Quelle suite, George ? Est-ce que les négociations vont reprendre ? Je pense que les négociations vont reprendre, parce que personne n'a vraiment intérêt à une reprise de la guerre. Ce serait un échec pour Donald Trump. Ce serait aussi lourd de conséquences pour le pouvoir iranien.
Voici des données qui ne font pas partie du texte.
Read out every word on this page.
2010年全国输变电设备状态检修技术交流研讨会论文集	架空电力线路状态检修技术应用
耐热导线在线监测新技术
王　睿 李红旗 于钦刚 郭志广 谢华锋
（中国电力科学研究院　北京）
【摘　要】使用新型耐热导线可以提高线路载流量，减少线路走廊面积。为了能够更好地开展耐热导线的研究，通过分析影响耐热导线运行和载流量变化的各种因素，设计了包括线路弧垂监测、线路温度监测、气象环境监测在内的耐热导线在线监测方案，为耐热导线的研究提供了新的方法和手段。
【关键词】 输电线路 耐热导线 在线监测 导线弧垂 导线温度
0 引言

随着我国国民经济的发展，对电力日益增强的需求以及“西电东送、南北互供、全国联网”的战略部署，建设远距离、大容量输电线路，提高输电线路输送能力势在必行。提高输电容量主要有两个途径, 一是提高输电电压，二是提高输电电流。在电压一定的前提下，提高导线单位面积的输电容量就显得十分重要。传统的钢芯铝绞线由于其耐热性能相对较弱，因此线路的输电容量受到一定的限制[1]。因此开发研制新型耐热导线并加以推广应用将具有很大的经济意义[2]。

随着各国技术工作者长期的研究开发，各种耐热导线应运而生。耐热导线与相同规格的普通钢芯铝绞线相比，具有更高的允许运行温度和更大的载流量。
Donc, on devrait assister à une reprise des négociations, négociations qui vont aborder des problèmes cette fois-ci extrêmement cruciaux, c'est-à-dire la gestion du D3 d'Ormous, dont on vient de parler, le nucléaire. Et là, les positions, notamment sur le D3 d'Ormous, risquent, et sur le nucléaire aussi, de risquer d'être antagonistes. Et donc, mais vous savez, les 60 jours, d'ailleurs, dans le texte, c'est marqué 60 jours, possiblement reconductifs. Donc, à la fin des 60 jours, vous n'aurez pas un accord, et puis on recommencera après à négocier. On s'achemine vers une période comme ça de ni guerre ni paix, dont chacun pense qu'il sortira vainqueur. Et bien, on continuera d'avoir le plaisir de commenter avec vous. Enfin, de vous, d'avoir le plaisir de votre présence pour pouvoir la commenter plus exactement. Merci beaucoup, George Malbrun.